Crawler

Crawler was the core of a backing band formed in 1973 by Free founding member and guitarist, Paul Kossoff. Kossoff had recorded and released a solo album under the name Back Street Crawler, and in 1973 he released an album by the same name. When it became apparent he would have to tour to support it, he formed a backing band and took to the road.

Back Street Crawler made two albums with Kossoff—The Band Plays On in 1975, and Second Street in 1976. Upon completion of the second album, on a flight from Los Angeles to New York, Kossoff suffered a massive heart attack and died on the plane. His death was ruled a heart attack, but it is generally believed it had been brought on by a long history of drug use.

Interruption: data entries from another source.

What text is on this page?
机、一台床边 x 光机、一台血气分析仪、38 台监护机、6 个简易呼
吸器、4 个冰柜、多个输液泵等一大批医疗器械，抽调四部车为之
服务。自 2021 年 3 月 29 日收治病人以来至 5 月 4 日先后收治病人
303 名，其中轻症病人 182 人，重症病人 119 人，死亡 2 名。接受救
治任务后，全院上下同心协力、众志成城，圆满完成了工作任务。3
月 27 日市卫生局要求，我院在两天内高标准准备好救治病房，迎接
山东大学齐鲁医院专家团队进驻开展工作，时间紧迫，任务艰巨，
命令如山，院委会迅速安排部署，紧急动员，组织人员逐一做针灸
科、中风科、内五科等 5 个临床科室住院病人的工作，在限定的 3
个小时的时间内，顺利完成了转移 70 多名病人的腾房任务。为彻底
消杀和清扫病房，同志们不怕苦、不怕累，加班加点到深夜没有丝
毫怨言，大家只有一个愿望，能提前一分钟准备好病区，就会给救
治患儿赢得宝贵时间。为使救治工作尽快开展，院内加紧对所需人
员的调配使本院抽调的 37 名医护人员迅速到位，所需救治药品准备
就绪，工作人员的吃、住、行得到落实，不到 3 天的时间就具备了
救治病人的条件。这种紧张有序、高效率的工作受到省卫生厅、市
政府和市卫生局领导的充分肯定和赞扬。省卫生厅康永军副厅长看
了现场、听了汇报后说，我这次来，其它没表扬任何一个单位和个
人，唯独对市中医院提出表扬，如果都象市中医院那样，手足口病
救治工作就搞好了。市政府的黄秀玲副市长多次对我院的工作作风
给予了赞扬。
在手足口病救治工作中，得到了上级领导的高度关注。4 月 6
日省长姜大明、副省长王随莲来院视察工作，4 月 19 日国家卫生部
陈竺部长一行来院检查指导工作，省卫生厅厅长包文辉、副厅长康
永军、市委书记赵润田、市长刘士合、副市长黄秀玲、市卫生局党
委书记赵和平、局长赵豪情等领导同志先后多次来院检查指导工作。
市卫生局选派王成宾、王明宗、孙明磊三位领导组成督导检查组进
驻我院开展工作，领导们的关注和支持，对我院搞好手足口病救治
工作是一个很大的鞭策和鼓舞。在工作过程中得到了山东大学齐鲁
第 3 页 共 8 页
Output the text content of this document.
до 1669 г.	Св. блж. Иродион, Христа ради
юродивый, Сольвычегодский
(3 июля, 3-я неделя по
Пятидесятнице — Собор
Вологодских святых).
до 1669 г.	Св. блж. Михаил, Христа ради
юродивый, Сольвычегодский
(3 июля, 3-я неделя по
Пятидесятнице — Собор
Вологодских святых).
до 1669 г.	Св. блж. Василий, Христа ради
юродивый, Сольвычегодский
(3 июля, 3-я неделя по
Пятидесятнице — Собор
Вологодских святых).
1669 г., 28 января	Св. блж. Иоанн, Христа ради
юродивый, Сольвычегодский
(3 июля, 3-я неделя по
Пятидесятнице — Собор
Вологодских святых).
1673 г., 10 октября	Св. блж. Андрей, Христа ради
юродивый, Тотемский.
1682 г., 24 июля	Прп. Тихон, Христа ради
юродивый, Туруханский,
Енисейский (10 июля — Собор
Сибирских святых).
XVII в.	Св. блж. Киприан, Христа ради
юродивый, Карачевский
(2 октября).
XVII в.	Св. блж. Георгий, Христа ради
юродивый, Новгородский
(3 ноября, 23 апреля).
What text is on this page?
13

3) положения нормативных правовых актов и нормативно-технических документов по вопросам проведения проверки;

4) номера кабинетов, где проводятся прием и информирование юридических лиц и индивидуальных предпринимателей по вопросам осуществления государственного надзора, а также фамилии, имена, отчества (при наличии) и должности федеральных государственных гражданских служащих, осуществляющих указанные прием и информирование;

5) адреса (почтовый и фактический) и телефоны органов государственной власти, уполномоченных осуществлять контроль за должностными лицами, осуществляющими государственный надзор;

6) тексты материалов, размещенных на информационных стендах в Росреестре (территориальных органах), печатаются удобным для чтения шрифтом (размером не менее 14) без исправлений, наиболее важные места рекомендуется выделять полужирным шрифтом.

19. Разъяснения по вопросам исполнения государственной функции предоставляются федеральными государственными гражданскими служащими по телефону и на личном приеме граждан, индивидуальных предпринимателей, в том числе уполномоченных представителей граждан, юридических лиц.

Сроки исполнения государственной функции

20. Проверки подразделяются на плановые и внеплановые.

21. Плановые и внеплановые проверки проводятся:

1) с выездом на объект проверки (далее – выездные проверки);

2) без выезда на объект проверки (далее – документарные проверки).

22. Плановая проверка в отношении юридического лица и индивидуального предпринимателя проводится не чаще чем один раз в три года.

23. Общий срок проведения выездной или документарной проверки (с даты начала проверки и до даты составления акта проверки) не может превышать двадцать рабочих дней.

Since Kossoff was not really a household name and since he did not sing in the band, both the band and the management were determined to keep the project afloat. They shortened the name to Crawler, changed a few members, and re-emerged with former IF guitarist, Geoff Whitehorn. Atlantic Records, in the end, dropped the band because they felt it only had legs with Kossoff on board. With help from noted producer Gary Lyons, they inked with Epic Records. Epic was hoping their traditional British blues-rock sound would be a big hit with audiences that were still strong on bands like Foreigner and AC/DC.

The group had enough inertia to do one more record (Snake Rattle & Roll) before breaking up in December 1978 when keyboardist John "Rabbit" Bundrick left to work with the Who. The remaining members have gone on to work with Procol Harum, Free, Charlie, Roger Waters, and Bette Midler, among others.